British film producer (born 1957)

Rebecca O'Brien (born 25 October 1957) is a British film producer known for her work with co-producer Ken Loach and scriptwriter Paul Laverty. She has twice been the recipient of the Palme d'Or award at the Cannes Film Festival. She has also won a BAFTA Award for Outstanding British Film.

== Early life ==
O'Brien was born in London, England and raised in the town of Peebles in Scotland.

== Career ==
O'Brien's career began in theatre and children's television and her early cinema work includes My Beautiful Laundrette (1985), on which she was location manager, and Bean (1997), which she co-produced.

She was co-producer on Ken Loach's Hidden Agenda (1990) and sole producer on his Land and Freedom (1995) and on many of his subsequent films.

Together with Loach and scriptwriter Paul Laverty, she runs the production company Sixteen Films, formed in 2002.

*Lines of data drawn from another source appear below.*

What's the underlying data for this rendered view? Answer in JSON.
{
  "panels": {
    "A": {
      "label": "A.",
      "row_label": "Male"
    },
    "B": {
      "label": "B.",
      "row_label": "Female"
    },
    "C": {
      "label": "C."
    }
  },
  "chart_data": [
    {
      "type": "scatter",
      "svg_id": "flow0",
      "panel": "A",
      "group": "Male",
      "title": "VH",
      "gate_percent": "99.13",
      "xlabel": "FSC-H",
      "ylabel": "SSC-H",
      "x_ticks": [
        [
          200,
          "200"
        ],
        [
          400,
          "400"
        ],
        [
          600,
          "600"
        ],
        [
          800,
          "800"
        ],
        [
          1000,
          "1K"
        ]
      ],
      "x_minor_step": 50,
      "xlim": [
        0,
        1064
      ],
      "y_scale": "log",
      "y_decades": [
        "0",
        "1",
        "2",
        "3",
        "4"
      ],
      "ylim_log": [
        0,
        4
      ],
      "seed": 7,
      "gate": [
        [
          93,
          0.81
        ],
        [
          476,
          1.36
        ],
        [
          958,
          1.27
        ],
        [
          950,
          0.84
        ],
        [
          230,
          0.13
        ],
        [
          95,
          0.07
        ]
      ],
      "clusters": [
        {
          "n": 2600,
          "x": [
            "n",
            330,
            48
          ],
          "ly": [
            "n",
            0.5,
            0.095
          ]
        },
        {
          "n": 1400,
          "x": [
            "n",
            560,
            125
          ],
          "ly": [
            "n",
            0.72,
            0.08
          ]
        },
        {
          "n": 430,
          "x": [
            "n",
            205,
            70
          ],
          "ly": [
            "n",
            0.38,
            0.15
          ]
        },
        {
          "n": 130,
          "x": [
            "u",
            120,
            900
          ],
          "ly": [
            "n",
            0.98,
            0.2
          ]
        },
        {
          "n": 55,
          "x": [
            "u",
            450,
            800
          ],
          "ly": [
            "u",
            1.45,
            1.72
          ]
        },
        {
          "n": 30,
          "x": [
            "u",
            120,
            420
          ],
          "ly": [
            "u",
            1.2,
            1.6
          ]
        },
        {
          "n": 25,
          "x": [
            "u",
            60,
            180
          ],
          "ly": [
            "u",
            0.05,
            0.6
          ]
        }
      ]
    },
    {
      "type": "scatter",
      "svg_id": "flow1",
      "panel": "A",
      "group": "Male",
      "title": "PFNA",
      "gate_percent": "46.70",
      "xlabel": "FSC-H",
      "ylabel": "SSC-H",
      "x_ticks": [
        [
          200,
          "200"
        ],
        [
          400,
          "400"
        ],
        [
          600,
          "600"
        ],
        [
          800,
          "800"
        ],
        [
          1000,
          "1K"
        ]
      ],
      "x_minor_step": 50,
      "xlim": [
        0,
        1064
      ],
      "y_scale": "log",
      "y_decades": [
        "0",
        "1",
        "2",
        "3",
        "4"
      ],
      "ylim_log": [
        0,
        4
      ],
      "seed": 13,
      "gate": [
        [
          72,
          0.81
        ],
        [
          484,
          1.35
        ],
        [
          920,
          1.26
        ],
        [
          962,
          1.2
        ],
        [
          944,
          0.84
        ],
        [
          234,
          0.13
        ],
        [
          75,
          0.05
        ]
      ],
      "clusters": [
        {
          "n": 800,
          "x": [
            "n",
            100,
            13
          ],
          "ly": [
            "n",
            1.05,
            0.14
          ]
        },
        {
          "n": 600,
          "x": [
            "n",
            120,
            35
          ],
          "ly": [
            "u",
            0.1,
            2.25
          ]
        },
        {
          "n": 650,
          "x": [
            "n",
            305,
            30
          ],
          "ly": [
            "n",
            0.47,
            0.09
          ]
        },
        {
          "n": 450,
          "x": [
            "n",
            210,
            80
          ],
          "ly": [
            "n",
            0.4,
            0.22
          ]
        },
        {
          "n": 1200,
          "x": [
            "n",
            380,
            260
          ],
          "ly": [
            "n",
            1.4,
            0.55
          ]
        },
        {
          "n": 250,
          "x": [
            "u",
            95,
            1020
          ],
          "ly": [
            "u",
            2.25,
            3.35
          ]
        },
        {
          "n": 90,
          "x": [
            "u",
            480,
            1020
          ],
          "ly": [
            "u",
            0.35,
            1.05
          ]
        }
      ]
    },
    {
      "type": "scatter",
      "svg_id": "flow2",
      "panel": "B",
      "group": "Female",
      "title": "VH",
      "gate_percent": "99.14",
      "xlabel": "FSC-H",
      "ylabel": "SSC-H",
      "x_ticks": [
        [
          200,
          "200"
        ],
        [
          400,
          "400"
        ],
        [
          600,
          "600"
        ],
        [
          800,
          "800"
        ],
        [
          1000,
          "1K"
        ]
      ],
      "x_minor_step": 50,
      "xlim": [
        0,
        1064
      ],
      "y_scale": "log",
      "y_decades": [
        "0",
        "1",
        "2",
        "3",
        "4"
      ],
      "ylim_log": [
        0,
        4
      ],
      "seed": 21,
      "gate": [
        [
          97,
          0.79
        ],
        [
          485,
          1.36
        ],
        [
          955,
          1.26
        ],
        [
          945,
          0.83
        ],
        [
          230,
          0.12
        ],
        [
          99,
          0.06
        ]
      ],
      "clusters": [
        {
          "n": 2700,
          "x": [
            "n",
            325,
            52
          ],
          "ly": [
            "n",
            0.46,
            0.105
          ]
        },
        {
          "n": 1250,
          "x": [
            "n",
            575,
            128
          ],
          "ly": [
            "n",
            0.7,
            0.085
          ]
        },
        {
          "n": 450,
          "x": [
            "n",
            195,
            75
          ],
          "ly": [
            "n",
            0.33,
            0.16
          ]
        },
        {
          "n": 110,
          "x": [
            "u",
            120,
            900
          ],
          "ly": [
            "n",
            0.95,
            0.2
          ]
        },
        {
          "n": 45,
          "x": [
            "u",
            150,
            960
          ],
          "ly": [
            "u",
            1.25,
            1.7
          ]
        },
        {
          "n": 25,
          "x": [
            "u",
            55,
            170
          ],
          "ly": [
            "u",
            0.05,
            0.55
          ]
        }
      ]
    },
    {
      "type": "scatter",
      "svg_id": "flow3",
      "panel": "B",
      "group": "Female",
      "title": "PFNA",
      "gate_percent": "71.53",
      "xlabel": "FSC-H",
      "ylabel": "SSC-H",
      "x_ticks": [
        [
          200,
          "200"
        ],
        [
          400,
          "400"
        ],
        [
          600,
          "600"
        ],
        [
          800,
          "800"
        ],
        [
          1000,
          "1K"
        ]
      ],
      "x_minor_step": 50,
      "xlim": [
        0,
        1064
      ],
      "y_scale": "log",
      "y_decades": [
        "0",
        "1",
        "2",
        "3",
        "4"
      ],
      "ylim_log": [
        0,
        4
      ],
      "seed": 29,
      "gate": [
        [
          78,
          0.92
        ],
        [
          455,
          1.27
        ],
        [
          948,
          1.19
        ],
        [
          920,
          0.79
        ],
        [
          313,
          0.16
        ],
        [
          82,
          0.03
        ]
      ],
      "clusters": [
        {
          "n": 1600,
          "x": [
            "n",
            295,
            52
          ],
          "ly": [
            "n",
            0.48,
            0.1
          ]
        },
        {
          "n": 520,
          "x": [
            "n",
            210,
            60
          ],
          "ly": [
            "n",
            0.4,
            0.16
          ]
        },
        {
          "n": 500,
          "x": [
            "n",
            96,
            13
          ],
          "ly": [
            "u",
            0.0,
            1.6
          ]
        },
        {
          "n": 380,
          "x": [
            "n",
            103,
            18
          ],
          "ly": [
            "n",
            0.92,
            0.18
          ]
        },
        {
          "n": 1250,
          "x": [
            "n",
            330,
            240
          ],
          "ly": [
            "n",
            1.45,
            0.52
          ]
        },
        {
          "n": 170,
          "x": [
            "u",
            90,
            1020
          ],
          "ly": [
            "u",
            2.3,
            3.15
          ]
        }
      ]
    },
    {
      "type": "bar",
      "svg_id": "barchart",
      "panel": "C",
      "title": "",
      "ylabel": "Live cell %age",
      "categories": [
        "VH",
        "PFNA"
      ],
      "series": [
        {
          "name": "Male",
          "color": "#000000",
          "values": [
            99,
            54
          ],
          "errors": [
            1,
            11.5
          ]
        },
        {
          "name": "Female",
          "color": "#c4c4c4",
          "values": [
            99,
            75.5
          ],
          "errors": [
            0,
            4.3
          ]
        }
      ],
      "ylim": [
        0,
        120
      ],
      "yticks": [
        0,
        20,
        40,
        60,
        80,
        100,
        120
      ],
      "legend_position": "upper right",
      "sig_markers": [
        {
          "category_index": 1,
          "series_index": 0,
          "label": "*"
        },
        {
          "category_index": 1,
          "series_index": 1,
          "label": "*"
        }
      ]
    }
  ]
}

Two of O'Brien and Loach's films, The Wind That Shakes the Barley (2006) and I, Daniel Blake (2016), received the Palme d'Or award at the Cannes Film Festival. Laverty, Loach and O'Brien received an "outstanding contribution" award from BAFTA Scotland in November 2016 and the trio won the 2017 BAFTA Award for Outstanding British Film, for I, Daniel Blake.

== Leadership roles ==
O'Brien served as a member of the board of the UK Film Council, until that body's dissolution in 2010, and of the UK Film Industry Training Board. She is a board member of PACT, the trade body for independent film production companies in the United Kingdom, and of the European Film Academy. She is also a member of The British Screen Advisory Council.